1
votes

spring boot + spring integration app monitored by prometheus throught the build in micrometer.io. the spring boot app will expose locahost:8080/actuator/prometheus. the monitoring data arrives in prometheus and can be displayed as a graph. this is working fine.

my problem is that i get some gaps in the prometheus data. these gaps happen when the app is under heavy load. it is normal when the app is very busy that the response times for locahost:8080/actuator/prometheus get longer. in my case without load is less then 1 second, but with load gets around 1 minute. the target is shown in the prometheus status->targets as offline. one possibility would be to set the scrape_interval = 2min but it would be important to see more detail info.

my question: is there a solution for this scenario? (setting priority to monitoring url?, storing temporary the info in the spring boot app and send it later)

update: i am trying to monitor the spring integration metrics, but for this question is not important which metric. could be anything like jvm heap.

1

1 Answers

2
votes

Under normal circumstances querying the metrics endpoint using is quite fast.

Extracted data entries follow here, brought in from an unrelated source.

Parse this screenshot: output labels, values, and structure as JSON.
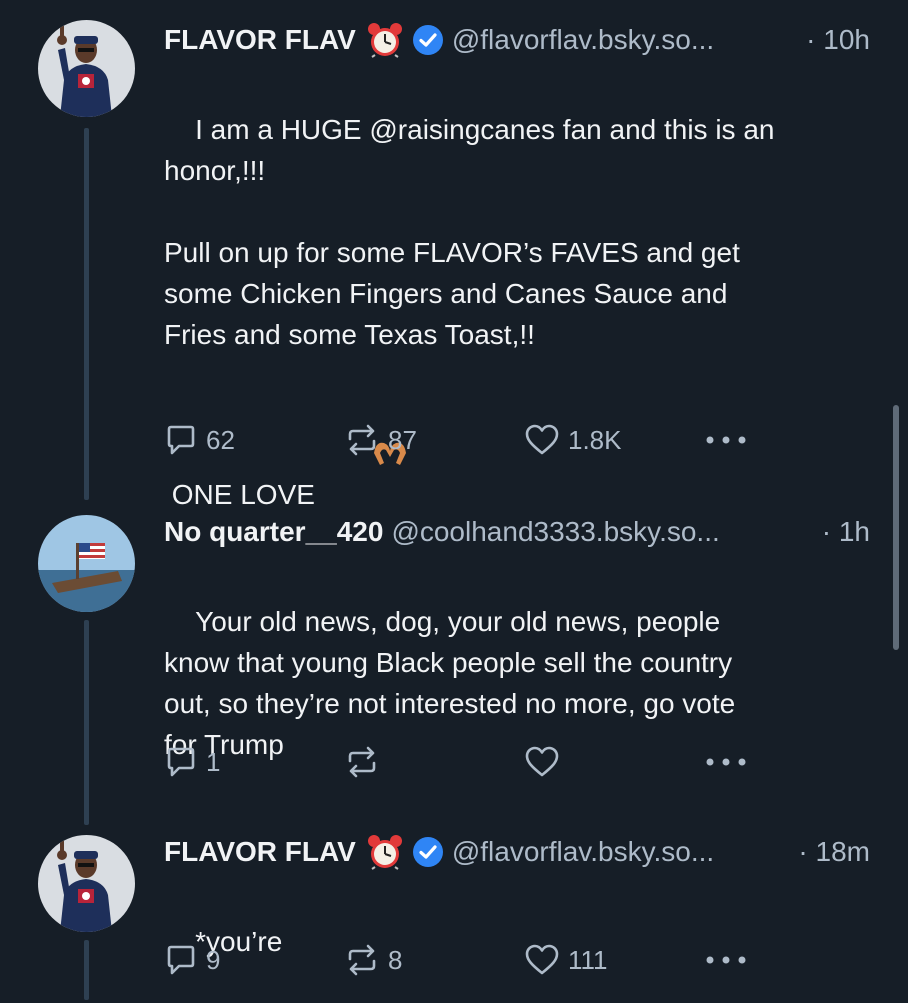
{
  "posts": [
    {
      "display_name": "FLAVOR FLAV",
      "handle": "@flavorflav.bsky.so...",
      "time": "· 10h",
      "text": "I am a HUGE @raisingcanes fan and this is an\nhonor,!!!\n\nPull on up for some FLAVOR’s FAVES and get\nsome Chicken Fingers and Canes Sauce and\nFries and some Texas Toast,!!\n\n ONE LOVE",
      "replies": "62",
      "reposts": "87",
      "likes": "1.8K"
    },
    {
      "display_name": "No quarter__420",
      "handle": "@coolhand3333.bsky.so...",
      "time": "· 1h",
      "text": "Your old news, dog, your old news, people\nknow that young Black people sell the country\nout, so they’re not interested no more, go vote\nfor Trump",
      "replies": "1",
      "reposts": "",
      "likes": ""
    },
    {
      "display_name": "FLAVOR FLAV",
      "handle": "@flavorflav.bsky.so...",
      "time": "· 18m",
      "text": "*you’re",
      "replies": "9",
      "reposts": "8",
      "likes": "111"
    }
  ],
  "colors": {
    "background": "#161e27",
    "text": "#f1f3f5",
    "muted": "#aebbc9",
    "verified": "#2f85f5",
    "thread_line": "#2e4052"
  },
  "icons": [
    "alarm-clock-icon",
    "verified-badge-icon",
    "heart-hands-icon",
    "reply-icon",
    "repost-icon",
    "like-icon",
    "more-icon"
  ]
}
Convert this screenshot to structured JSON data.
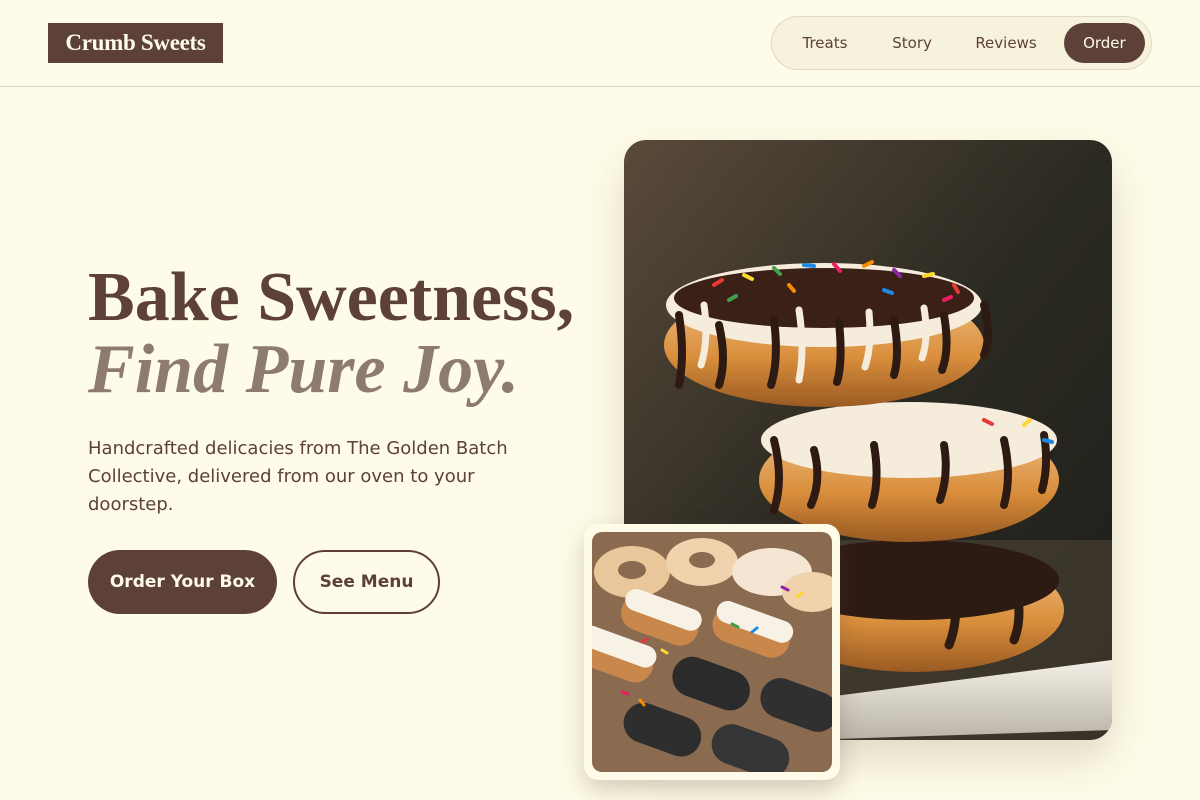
{
  "brand": {
    "name": "Crumb Sweets"
  },
  "nav": {
    "items": [
      {
        "label": "Treats"
      },
      {
        "label": "Story"
      },
      {
        "label": "Reviews"
      },
      {
        "label": "Order"
      }
    ],
    "active": "Order"
  },
  "hero": {
    "headline_line1": "Bake Sweetness,",
    "headline_line2": "Find Pure Joy.",
    "description": "Handcrafted delicacies from The Golden Batch Collective, delivered from our oven to your doorstep.",
    "primary_cta": "Order Your Box",
    "secondary_cta": "See Menu"
  },
  "colors": {
    "background": "#fefce8",
    "brand": "#5d4037",
    "accent_muted": "#8d7a70"
  },
  "images": {
    "main": "stacked-glazed-donuts-photo",
    "thumbnail": "donut-tray-photo"
  }
}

There are three scenarios that came to my mind that could be the reason why its getting slower:

a) your app is so much under heavy load that it takes too much time until it accepts the http request. This means that your app serves too many requests then it can handle. In that case give it more resources, threads or whatever is the bottleneck. (see here)

b) you have custom gauges registered that needs lots of time to calculate or the get the value. E.g. having a DB query in a Gauge getter function is a killer, as every time the metric endpoint is queried, your app needs to query the database and only then it can render the metrics. Even worse if you have multiple of these (which are handled sequencially) and their performance is dependent on your applications load (e.g. when the DB server gets slower when your app is under heavy load, this will make it worse)

c) Your metrics labels cardinality are dependent on your application usage (which as a bad practice). E.g. having a label for each user or each session will increase the amount of metrics when your application is under heavy usage. This will not only stress your application (as each metric needs some memory) but it will also stress your Prometheus server as it creates files for each unique label value combination.

What you could do, but this will not solve the cause of your issues is increasing the value for scrape_timeout (see here).